La favorite débute de la manière la plus horripilante qui soit : réalisation maniérée à l’excès, musique répétitive, utilisation abusive de la distorsion d’image dans le but de provoquer le malaise (et effectivement, la nausée n’est pas loin). Lànthimos propose un cinéma pédant, dont l’intérêt semble ne pas devoir dépasser le quart d’heure de curiosité polie que tout spectateur bien éduqué doit à une œuvre, qu’il a tout de même choisi d’aller voir.
Mais voilà, nous sommes en Albion, là où tout est différent : l’eau s’évacue vers la droite dans les syphons, les femmes de la cour d’Angleterre gouvernent, les hommes sont maquillés, perruqués, insignifiants fantassins envoyés au loin sur des champs de bataille, où les armées sont dirigées à distance par la reine.
La reine Anne, justement, populaire, mais à la santé fragile, sera la dernière de la dynastie des Stuart, qui régna principalement sur l’Ecosse, puis sur l’Angleterre à partir du 17ème siècle . Bien qu’elle ait réussi en 1707 à réunir les deux pays au sein du « royaume uni de Grande Bretagne », son règne fut marqué par son « amitié » avec Sarah Churchill (ascendante de Winston) ; amitié qui se poursuivait frénétiquement dans les alcôves royales, lorsqu’il s’agissait de soigner par tous les moyens, les nombreuses crises de goutte de la reine.

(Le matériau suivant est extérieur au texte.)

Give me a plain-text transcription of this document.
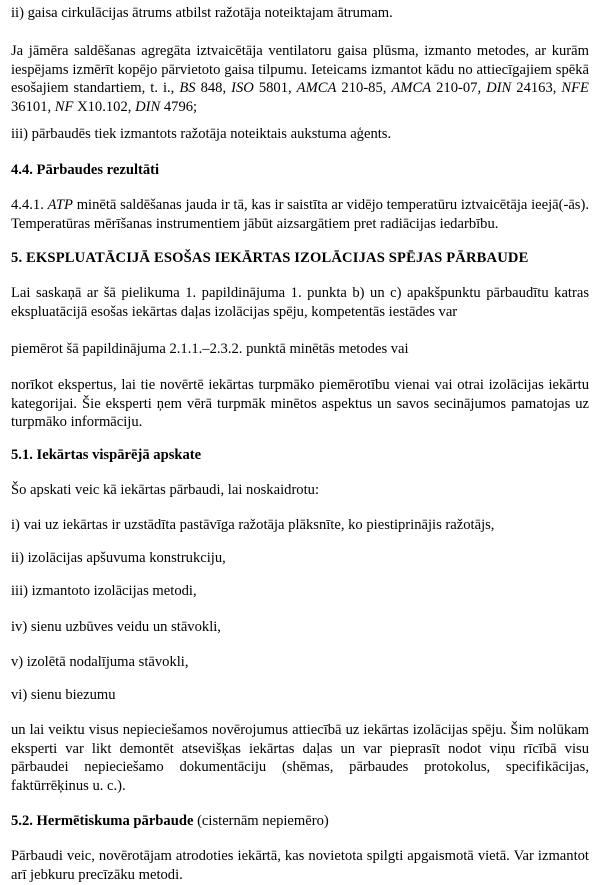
ii) gaisa cirkulācijas ātrums atbilst ražotāja noteiktajam ātrumam.
Ja jāmēra saldēšanas agregāta iztvaicētāja ventilatoru gaisa plūsma, izmanto metodes, ar kurām iespējams izmērīt kopējo pārvietoto gaisa tilpumu. Ieteicams izmantot kādu no attiecīgajiem spēkā esošajiem standartiem, t. i., BS 848, ISO 5801, AMCA 210-85, AMCA 210-07, DIN 24163, NFE 36101, NF X10.102, DIN 4796;
iii) pārbaudēs tiek izmantots ražotāja noteiktais aukstuma aģents.
4.4. Pārbaudes rezultāti
4.4.1. ATP minētā saldēšanas jauda ir tā, kas ir saistīta ar vidējo temperatūru iztvaicētāja ieejā(-ās). Temperatūras mērīšanas instrumentiem jābūt aizsargātiem pret radiācijas iedarbību.
5. EKSPLUATĀCIJĀ ESOŠAS IEKĀRTAS IZOLĀCIJAS SPĒJAS PĀRBAUDE
Lai saskaņā ar šā pielikuma 1. papildinājuma 1. punkta b) un c) apakšpunktu pārbaudītu katras ekspluatācijā esošas iekārtas daļas izolācijas spēju, kompetentās iestādes var
piemērot šā papildinājuma 2.1.1.–2.3.2. punktā minētās metodes vai
norīkot ekspertus, lai tie novērtē iekārtas turpmāko piemērotību vienai vai otrai izolācijas iekārtu kategorijai. Šie eksperti ņem vērā turpmāk minētos aspektus un savos secinājumos pamatojas uz turpmāko informāciju.
5.1. Iekārtas vispārējā apskate
Šo apskati veic kā iekārtas pārbaudi, lai noskaidrotu:
i) vai uz iekārtas ir uzstādīta pastāvīga ražotāja plāksnīte, ko piestiprinājis ražotājs,
ii) izolācijas apšuvuma konstrukciju,
iii) izmantoto izolācijas metodi,
iv) sienu uzbūves veidu un stāvokli,
v) izolētā nodalījuma stāvokli,
vi) sienu biezumu
un lai veiktu visus nepieciešamos novērojumus attiecībā uz iekārtas izolācijas spēju. Šim nolūkam eksperti var likt demontēt atsevišķas iekārtas daļas un var pieprasīt nodot viņu rīcībā visu pārbaudei nepieciešamo dokumentāciju (shēmas, pārbaudes protokolus, specifikācijas, faktūrrēķinus u. c.).
5.2. Hermētiskuma pārbaude (cisternām nepiemēro)
Pārbaudi veic, novērotājam atrodoties iekārtā, kas novietota spilgti apgaismotā vietā. Var izmantot arī jebkuru precīzāku metodi.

Amie, amante et femme de confiance de la reine, la duchesse de Marlborough (Rachel Weisz) dirigea pour partie le royaume jusqu’au jour maudit où une intrigante du nom d’Abigail Hill (Emma Stone), noble cousine déchue de cette dernière, se présenta à la cour pour disputer le rôle de favorite de la reine (extraordinaire Olivia Colman). Connaissant le goût de Lànthimos pour le malsain, et la dépravation humaine, il n’est pas surprenant qu’il ait choisi de privilégier le traitement de cette relation triangulaire cruelle, même si au détour d’une scène la politique fait parfois irruption de manière tout à fait burlesque dans le film. Car, rapidement, et passé donc ce quart d’heure d’indécision, il devient évident que The Favourite ne sera pas un film historique classique.
A la manière d’une Sofia Coppola qui donnait une tonalité punk à la vie de Marie Antoinette, le réalisateur se détourne des conventions et choisit une improbable alliance entre le tragique (grec forcément) et l’absurde poussé à l’extrême. Rabelais n’est jamais loin, lorsque le cinéaste caricature ses personnages de (basse) cour, les hommes sont grossiers, idiots, organisant des courses de canards à l’intérieur du palais, incapables même pour certains (le duc de Churchill) de passer une nuit avec leur femme. Les femmes, même si leur conduite est souvent outrancière ont beaucoup plus de relief (les trois actrices sont épatantes), et c’est autour de la lutte sans merci que se livrent les deux cousines pour devenir la favorite de la reine que la seconde partie du métrage va s’articuler.
Dès lors, le loufoque va peu à peu s’estomper et laisser place à la tragédie. Chacune des trois femmes va se révéler tour à tour machiavélique (la reine n’aura pour seul but que d’être aimée), féroce mais également fragile et même attachante :
Abigail, traumatisée par son passé de noble déchue cherche avant tout de la considération sociale alors que Sarah aime sincèrement la reine.
Le film trouve donc une certaine unité et les craintes du début s’évanouissent, même les plans panoramiques Fisheye (avec les bords déformés), trouvent leur signification : les décors, ainsi mis en valeur éclipsent des personnages qui manquent d’ampleur. Cependant, La favorite demeure un objet particulier, notamment dans son rythme : il ne s’y passe pas grand-chose et les actes sont autant de séquences qui se succèdent dans un désordre apparent. Pourtant ces scènes apparaissent comme autant d’instantanés qui mettent en valeur à un instant donné l’évolution sous-jacente des personnages et le bouleversement dans les relations.
C’est par exemple lorsque l’on retrouve Emma Stone nue dans le lit de la reine que l’on mesure toute la détermination du personnage qui parait soudain hautement inhumain.
Ce procédé malin fait avec quelques autres toute l’originalité d’une œuvre qui chose rare est produite par une « major » qui ose prendre des risques et s’affranchir des productions standardisées.